I do not have the original source of this problem, but it appears (with a sligthly different statement) in the book Solving problems in geometry by Hang, Wang.
Let $\triangle ABC$ be equilateral and $D$ the antipode of $A$ in its circumcircle. Consider points $M$ in $AB$ and $N$ in $AC$ such that $\angle MDN=60^\circ$. Show that $\overleftrightarrow{DM}$ is the angle bisector of $\angle BMN$ and $\overleftrightarrow{DN}$ is the angle bisector of $\angle MNC$.
The only solution I now feels a bit unnatural too me and I would like to see a different one if possible. I tried for a while to prove that the projection from $D$ to $MN$ formed two congruent triangles, so when I saw this other solution I got disapointed.
The one I know goes as follows:
Consider $X$ in $\overleftrightarrow{AC}$ such that $\overline{BM}=\overline{CX}$. Then $\triangle MBD\cong \triangle DCX$ and then $\triangle DMN\cong \triangle DXC$. Hence $\angle BMD=\angle DXC=\angle DXN=\angle DMN$.
Last statement of book solution is trying to make use of cyclic quadrilateral without clearly proving there is one. Following is my solution.
First note that $BD=CD$ and $\angle BDM+ \angle CDN=60^\circ$.
Reflect $B$ in $MD$ to get $B'$. Then $\triangle BDM \cong \triangle B'DM$.
Similarly reflect $C$ in $CN$ to get $C'$. So $\triangle CDN \cong \triangle C'DN$.
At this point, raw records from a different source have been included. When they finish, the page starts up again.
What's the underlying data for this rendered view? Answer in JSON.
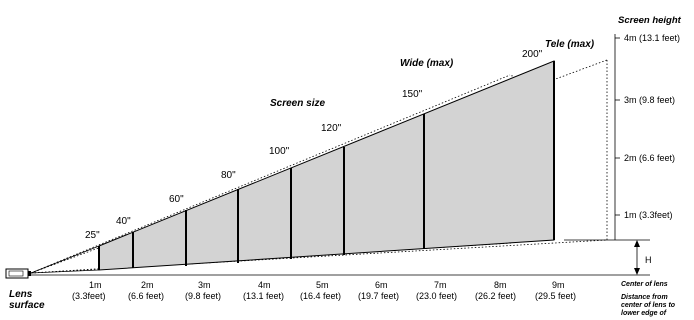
{
  "title_screen_size": "Screen size",
  "label_wide": "Wide (max)",
  "label_tele": "Tele (max)",
  "screen_height_title": "Screen height",
  "heights": [
    "4m (13.1 feet)",
    "3m (9.8 feet)",
    "2m (6.6 feet)",
    "1m (3.3feet)"
  ],
  "sizes": [
    "25\"",
    "40\"",
    "60\"",
    "80\"",
    "100\"",
    "120\"",
    "150\"",
    "200\""
  ],
  "distances": [
    {
      "m": "1m",
      "ft": "(3.3feet)"
    },
    {
      "m": "2m",
      "ft": "(6.6 feet)"
    },
    {
      "m": "3m",
      "ft": "(9.8 feet)"
    },
    {
      "m": "4m",
      "ft": "(13.1 feet)"
    },
    {
      "m": "5m",
      "ft": "(16.4 feet)"
    },
    {
      "m": "6m",
      "ft": "(19.7 feet)"
    },
    {
      "m": "7m",
      "ft": "(23.0 feet)"
    },
    {
      "m": "8m",
      "ft": "(26.2 feet)"
    },
    {
      "m": "9m",
      "ft": "(29.5 feet)"
    }
  ],
  "lens_surface": [
    "Lens",
    "surface"
  ],
  "center_of_lens": "Center of lens",
  "h_label": "H",
  "distance_note": [
    "Distance from",
    "center of lens to",
    "lower edge of"
  ],
  "colors": {
    "fill": "#d3d3d3",
    "line": "#000000"
  }
}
But $B'D=BD=CD=C'D$ and $\angle MDB' + \angle NDC' = \angle MDB + \angle NDC = 60^\circ = \angle MDN$.
This means $B'D$ and $C'D$ coincide and $B'$ and $C'$ are same points.
Finally $\angle MB'D + \angle NB'D = \angle MBD + \angle NBD = 90^\circ + 90^\circ = 180^\circ$. This shows $B'$ lies on $MN$.
Thus $B'$ is projection of $D$ on $MN$ (as you wanted to) and $DM$ and $DN$ can be observed as angle bisectors of $\angle BMN$ and $\angle MNC$ respectively.